Flavoured hookahs are not safer than cigarettes, can lead to heart attack and stroke

Hookah smoking,Cigarette smoking,health

The debate on whether smoking a cigarette or hookah is more harmful for health has been an endless one. However, researchers may have finally found an answer to the same. Researchers at the University of California, Los Angeles, have found that smoking hookah for 30 minutes resulted in the development of cardiovascular risk factors similar to that of cigarette smoking, thereby implying that smoking hookah is more hazardous to one’s health.

They measured heart rate, blood pressure, arterial stiffness, blood nicotine and exhaled carbon monoxide levels in 48 healthy, young hookah smokers before and after 30 minutes of smoking.
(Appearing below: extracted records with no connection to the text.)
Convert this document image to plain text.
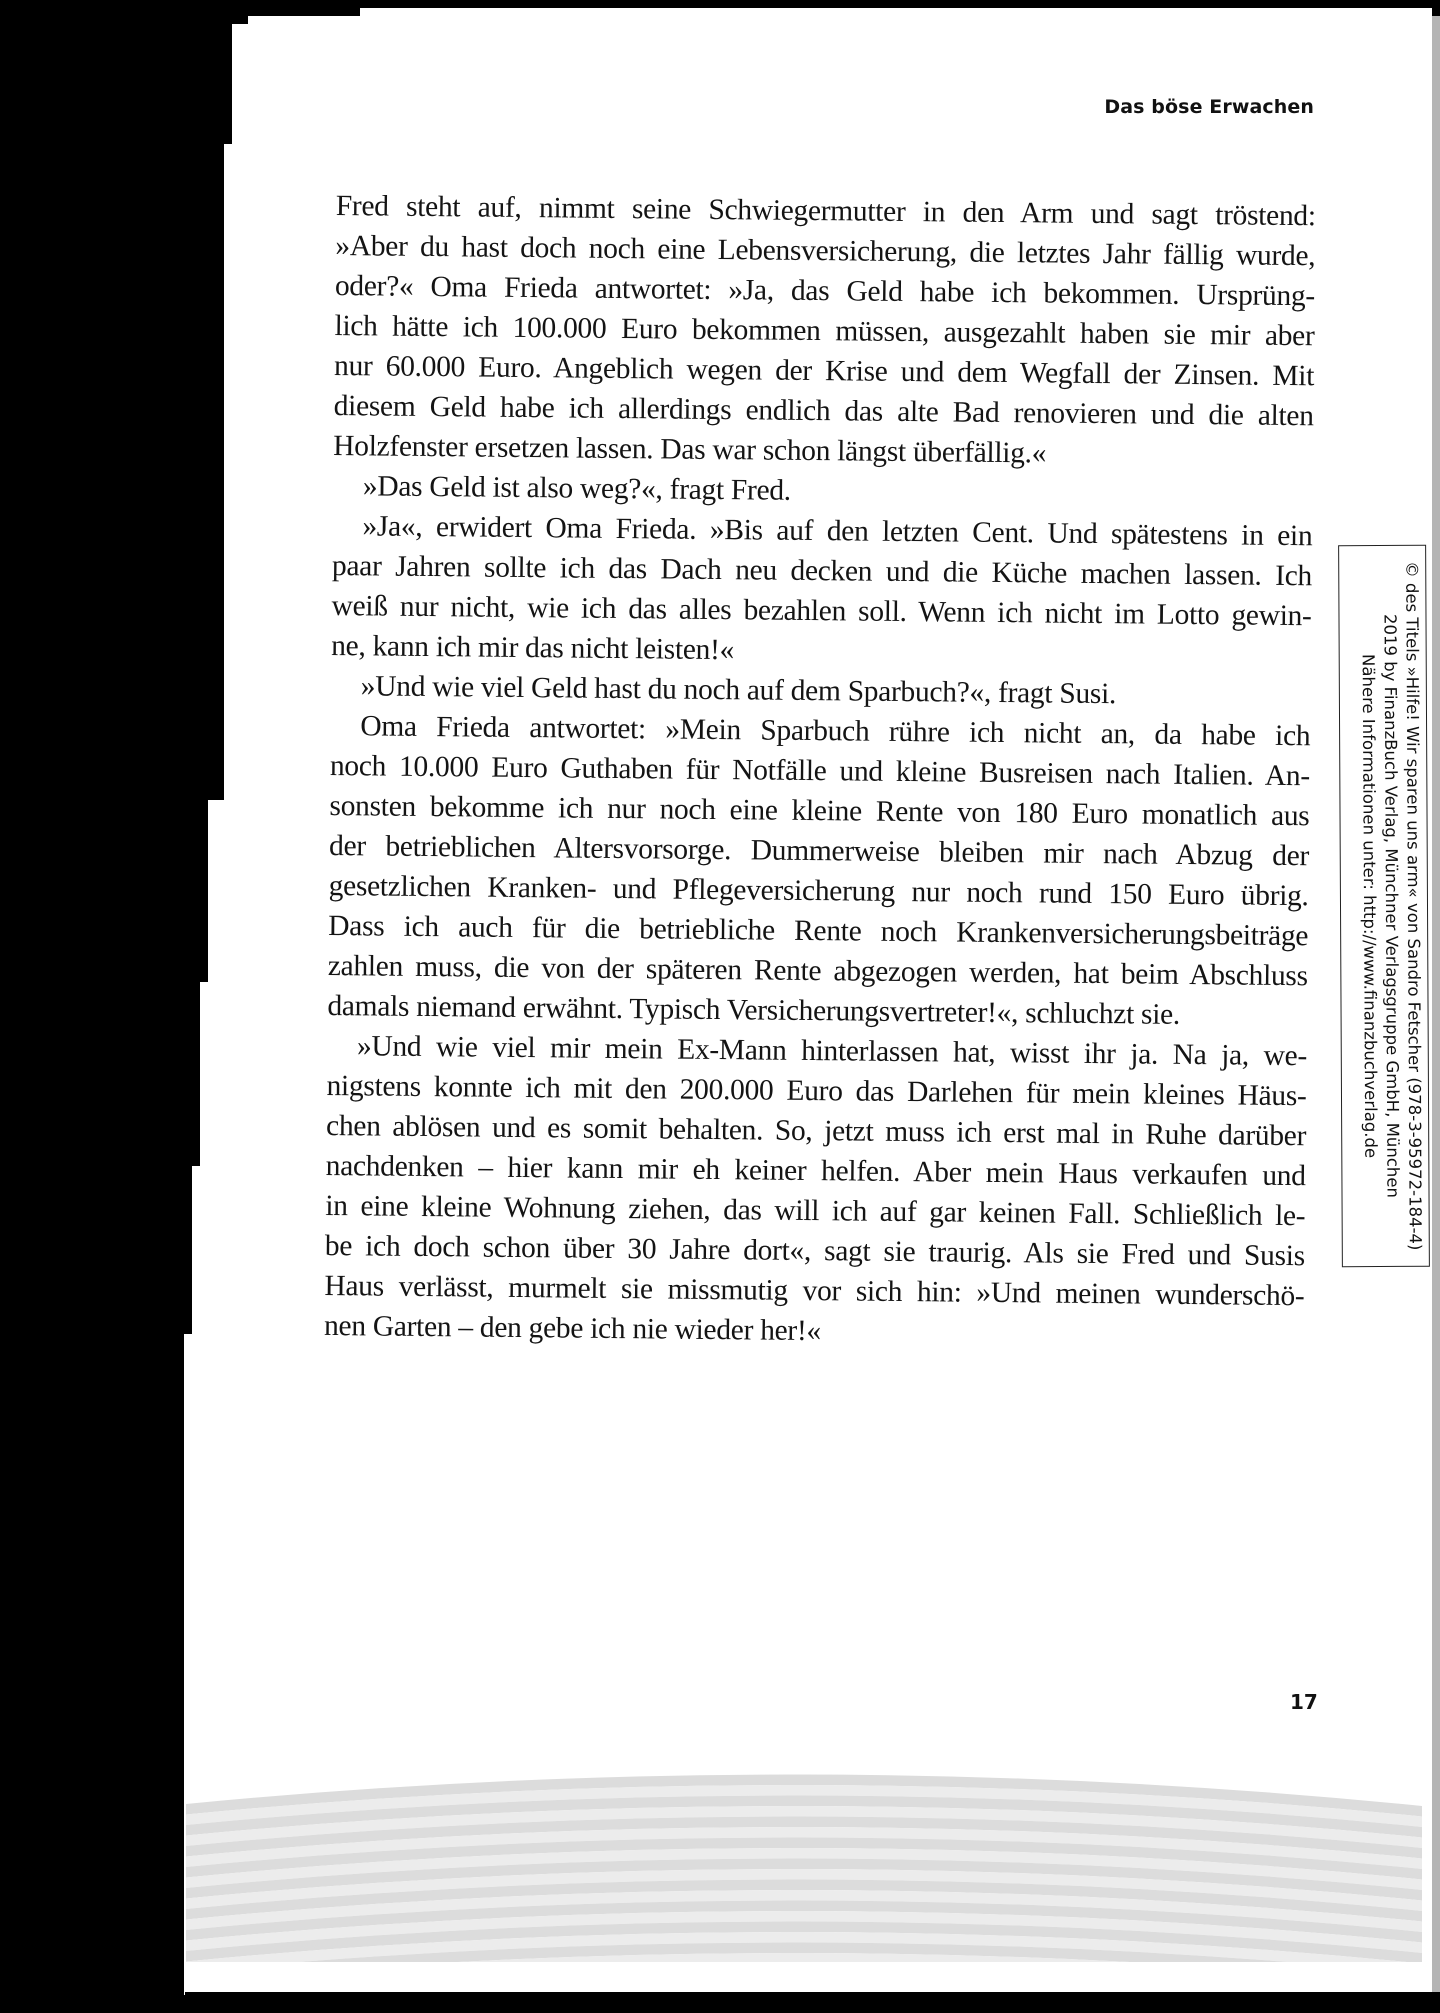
Das böse Erwachen
Fred steht auf, nimmt seine Schwiegermutter in den Arm und sagt tröstend:
»Aber du hast doch noch eine Lebensversicherung, die letztes Jahr fällig wurde,
oder?« Oma Frieda antwortet: »Ja, das Geld habe ich bekommen. Ursprüng-
lich hätte ich 100.000 Euro bekommen müssen, ausgezahlt haben sie mir aber
nur 60.000 Euro. Angeblich wegen der Krise und dem Wegfall der Zinsen. Mit
diesem Geld habe ich allerdings endlich das alte Bad renovieren und die alten
Holzfenster ersetzen lassen. Das war schon längst überfällig.«
»Das Geld ist also weg?«, fragt Fred.
»Ja«, erwidert Oma Frieda. »Bis auf den letzten Cent. Und spätestens in ein
paar Jahren sollte ich das Dach neu decken und die Küche machen lassen. Ich
weiß nur nicht, wie ich das alles bezahlen soll. Wenn ich nicht im Lotto gewin-
ne, kann ich mir das nicht leisten!«
»Und wie viel Geld hast du noch auf dem Sparbuch?«, fragt Susi.
Oma Frieda antwortet: »Mein Sparbuch rühre ich nicht an, da habe ich
noch 10.000 Euro Guthaben für Notfälle und kleine Busreisen nach Italien. An-
sonsten bekomme ich nur noch eine kleine Rente von 180 Euro monatlich aus
der betrieblichen Altersvorsorge. Dummerweise bleiben mir nach Abzug der
gesetzlichen Kranken- und Pflegeversicherung nur noch rund 150 Euro übrig.
Dass ich auch für die betriebliche Rente noch Krankenversicherungsbeiträge
zahlen muss, die von der späteren Rente abgezogen werden, hat beim Abschluss
damals niemand erwähnt. Typisch Versicherungsvertreter!«, schluchzt sie.
»Und wie viel mir mein Ex-Mann hinterlassen hat, wisst ihr ja. Na ja, we-
nigstens konnte ich mit den 200.000 Euro das Darlehen für mein kleines Häus-
chen ablösen und es somit behalten. So, jetzt muss ich erst mal in Ruhe darüber
nachdenken – hier kann mir eh keiner helfen. Aber mein Haus verkaufen und
in eine kleine Wohnung ziehen, das will ich auf gar keinen Fall. Schließlich le-
be ich doch schon über 30 Jahre dort«, sagt sie traurig. Als sie Fred und Susis
Haus verlässt, murmelt sie missmutig vor sich hin: »Und meinen wunderschö-
nen Garten – den gebe ich nie wieder her!«
© des Titels »Hilfe! Wir sparen uns arm« von Sandro Fetscher (978-3-95972-184-4)
2019 by FinanzBuch Verlag, Münchner Verlagsgruppe GmbH, München
Nähere Informationen unter: http://www.finanzbuchverlag.de
17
It was found that a single session of hookah smoking increased heart rate by 16 beats per minute and blood pressure; and significantly increased measures of arterial stiffness, a key risk factor in the development of cardiovascular conditions such as heart attack or stroke.

The increase in arterial stiffness was comparable to data seen from cigarette smokers after smoking a cigarette. “Our findings challenge the concept that fruit-flavored hookah tobacco smoking is a healthier tobacco alternative. It is not,” said Mary Rezk-Hanna, a lead researcher.

Studies revealed that as cigarette usage continues to decline, hookah smoking is rising, especially among college students. “We know that flavoured tobacco products are frequently the first kind of tobacco product used by youth,” Rezk-Hanna said. “One of the major issues with hookah is the fact that the tobacco is flavoured with fruit, candy and alcohol flavours, making hookah the most popular flavoured tobacco product among this audience,” she added.

Stiffening of arteries and the aorta are important signs of progression of hypertension, which raises the risk of heart attacks, stroke and other cardiovascular disorders. Despite these effects, hookah smoking remains more popular, due to marketing efforts as well as social trends.

The study appears in the American Journal of Cardiology.